During the campaign, medical teams are due to deworm an estimated three million children aged from one year to 14 years; provide vitamin A for another one million infants aged from six months to 59 months; immunise 17,000 pregnant women against tetanus, and distribute mineral salts and folic acid to them.
In a statement read on state radio and television on Sunday, Public Health Minister Dr Jean Kamana appealed to the public to participate in the campaign in large numbers "to give their children a chance to survive".
Kamana said Burundi was among 45 countries that had delayed the implementation of plans to reduce infant mortality by two-thirds by 2015.
He said many Burundian children died of preventable diseases and that the country risked failing to meet the 2015 target if nothing was done to redress the situation.
Dr Kamana said this week's campaign, supported by UNICEF and the UN World Health Organization, was part of the strategy the country had chosen to speed up the reduction of infant and maternal mortality rates.

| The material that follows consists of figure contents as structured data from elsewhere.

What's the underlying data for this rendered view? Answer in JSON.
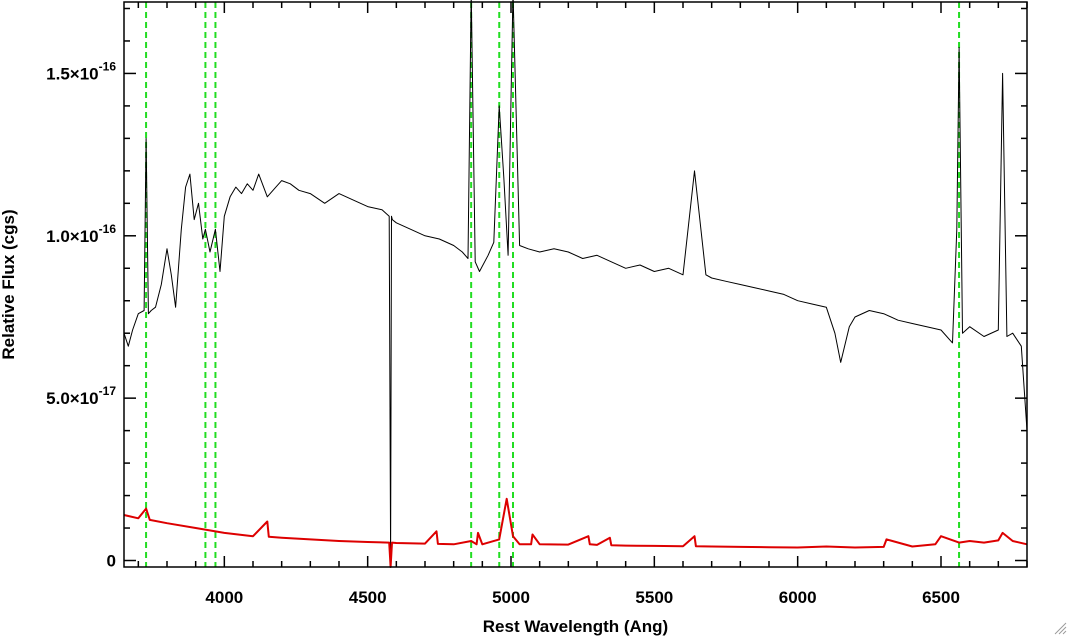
{
  "chart_data": {
    "type": "line",
    "title": "",
    "xlabel": "Rest Wavelength (Ang)",
    "ylabel": "Relative Flux (cgs)",
    "xlim": [
      3650,
      6800
    ],
    "ylim": [
      -2e-18,
      1.72e-16
    ],
    "x_ticks": [
      {
        "value": 4000,
        "label": "4000"
      },
      {
        "value": 4500,
        "label": "4500"
      },
      {
        "value": 5000,
        "label": "5000"
      },
      {
        "value": 5500,
        "label": "5500"
      },
      {
        "value": 6000,
        "label": "6000"
      },
      {
        "value": 6500,
        "label": "6500"
      }
    ],
    "y_ticks": [
      {
        "value": 0,
        "mant": "0",
        "exp": ""
      },
      {
        "value": 5e-17,
        "mant": "5.0×10",
        "exp": "-17"
      },
      {
        "value": 1e-16,
        "mant": "1.0×10",
        "exp": "-16"
      },
      {
        "value": 1.5e-16,
        "mant": "1.5×10",
        "exp": "-16"
      }
    ],
    "grid": false,
    "legend": "none",
    "vertical_lines": {
      "color": "#22dd22",
      "style": "dashed",
      "x": [
        3727,
        3934,
        3969,
        4861,
        4959,
        5007,
        6563
      ]
    },
    "series": [
      {
        "color": "#000000",
        "x": [
          3650,
          3665,
          3680,
          3700,
          3720,
          3727,
          3735,
          3745,
          3760,
          3780,
          3800,
          3815,
          3830,
          3850,
          3865,
          3880,
          3895,
          3910,
          3925,
          3934,
          3950,
          3969,
          3985,
          4000,
          4020,
          4040,
          4060,
          4080,
          4100,
          4120,
          4150,
          4180,
          4200,
          4230,
          4260,
          4300,
          4350,
          4400,
          4450,
          4500,
          4550,
          4575,
          4580,
          4583,
          4586,
          4600,
          4650,
          4700,
          4750,
          4800,
          4830,
          4850,
          4861,
          4875,
          4890,
          4920,
          4940,
          4959,
          4975,
          4990,
          5007,
          5030,
          5060,
          5100,
          5150,
          5200,
          5250,
          5300,
          5350,
          5400,
          5450,
          5500,
          5550,
          5600,
          5640,
          5680,
          5700,
          5750,
          5800,
          5850,
          5900,
          5950,
          6000,
          6050,
          6100,
          6130,
          6150,
          6180,
          6200,
          6250,
          6300,
          6350,
          6400,
          6450,
          6500,
          6540,
          6555,
          6563,
          6575,
          6600,
          6650,
          6700,
          6715,
          6730,
          6750,
          6780,
          6800
        ],
        "y": [
          7e-17,
          6.6e-17,
          7.1e-17,
          7.6e-17,
          7.7e-17,
          1.3e-16,
          7.6e-17,
          7.7e-17,
          7.8e-17,
          8.5e-17,
          9.6e-17,
          8.8e-17,
          7.8e-17,
          1.02e-16,
          1.15e-16,
          1.19e-16,
          1.05e-16,
          1.1e-16,
          9.9e-17,
          1.02e-16,
          9.5e-17,
          1.02e-16,
          8.9e-17,
          1.06e-16,
          1.12e-16,
          1.15e-16,
          1.13e-16,
          1.16e-16,
          1.14e-16,
          1.19e-16,
          1.12e-16,
          1.15e-16,
          1.17e-16,
          1.16e-16,
          1.14e-16,
          1.13e-16,
          1.1e-16,
          1.13e-16,
          1.11e-16,
          1.09e-16,
          1.08e-16,
          1.06e-16,
          1e-18,
          1.06e-16,
          1.05e-16,
          1.04e-16,
          1.02e-16,
          1e-16,
          9.9e-17,
          9.7e-17,
          9.5e-17,
          9.3e-17,
          1.75e-16,
          9.2e-17,
          8.9e-17,
          9.4e-17,
          9.8e-17,
          1.4e-16,
          1.18e-16,
          9.4e-17,
          1.75e-16,
          9.7e-17,
          9.6e-17,
          9.5e-17,
          9.6e-17,
          9.5e-17,
          9.3e-17,
          9.4e-17,
          9.2e-17,
          9e-17,
          9.1e-17,
          8.9e-17,
          9e-17,
          8.8e-17,
          1.2e-16,
          8.8e-17,
          8.7e-17,
          8.6e-17,
          8.5e-17,
          8.4e-17,
          8.3e-17,
          8.2e-17,
          8e-17,
          7.9e-17,
          7.8e-17,
          7e-17,
          6.1e-17,
          7.2e-17,
          7.5e-17,
          7.7e-17,
          7.6e-17,
          7.4e-17,
          7.3e-17,
          7.2e-17,
          7.1e-17,
          6.7e-17,
          1.02e-16,
          1.58e-16,
          7e-17,
          7.2e-17,
          6.9e-17,
          7.1e-17,
          1.5e-16,
          6.9e-17,
          7e-17,
          6.6e-17,
          4e-17
        ]
      },
      {
        "color": "#dd0000",
        "x": [
          3650,
          3700,
          3727,
          3740,
          3800,
          3900,
          4000,
          4100,
          4150,
          4155,
          4200,
          4300,
          4400,
          4500,
          4575,
          4580,
          4585,
          4600,
          4700,
          4740,
          4745,
          4800,
          4861,
          4880,
          4885,
          4900,
          4959,
          4985,
          5007,
          5030,
          5070,
          5075,
          5100,
          5200,
          5270,
          5275,
          5300,
          5345,
          5350,
          5400,
          5500,
          5600,
          5640,
          5645,
          5700,
          5800,
          5900,
          6000,
          6100,
          6200,
          6300,
          6310,
          6400,
          6480,
          6500,
          6563,
          6600,
          6650,
          6700,
          6715,
          6750,
          6800
        ],
        "y": [
          1.4e-17,
          1.3e-17,
          1.6e-17,
          1.25e-17,
          1.15e-17,
          1e-17,
          8.5e-18,
          7.5e-18,
          1.2e-17,
          7.3e-18,
          7e-18,
          6.5e-18,
          6e-18,
          5.7e-18,
          5.5e-18,
          -2e-18,
          5.5e-18,
          5.4e-18,
          5.2e-18,
          9e-18,
          5.1e-18,
          5e-18,
          6e-18,
          5e-18,
          8.5e-18,
          5e-18,
          6.5e-18,
          1.9e-17,
          7.5e-18,
          5e-18,
          5e-18,
          8e-18,
          5e-18,
          4.9e-18,
          7.5e-18,
          5e-18,
          4.8e-18,
          7e-18,
          4.7e-18,
          4.6e-18,
          4.5e-18,
          4.4e-18,
          7.5e-18,
          4.4e-18,
          4.3e-18,
          4.2e-18,
          4.1e-18,
          4e-18,
          4.3e-18,
          4e-18,
          4.2e-18,
          6.5e-18,
          4.3e-18,
          5e-18,
          7.5e-18,
          5.5e-18,
          6e-18,
          5.5e-18,
          6.2e-18,
          8.5e-18,
          6e-18,
          5e-18
        ]
      }
    ]
  }
}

According to Dr Daniel Verna, a programme administrator in charge of health and nutrition for the UN Children's Fund (UNICEF) in Burundi, out of every 300,000 Burundian infants, some 57,000 do not live beyond five years.
"This is an unbearable silent tragedy," Verna told provincial governors and health directors last week during a preparatory meeting for the immunisation campaign.
Verna said some 100,000 children aged up to one year who have not been immunised against certain diseases would get an opportunity this week to be protected against ailments such as measles, tuberculosis, polio, diphtheria and tetanus.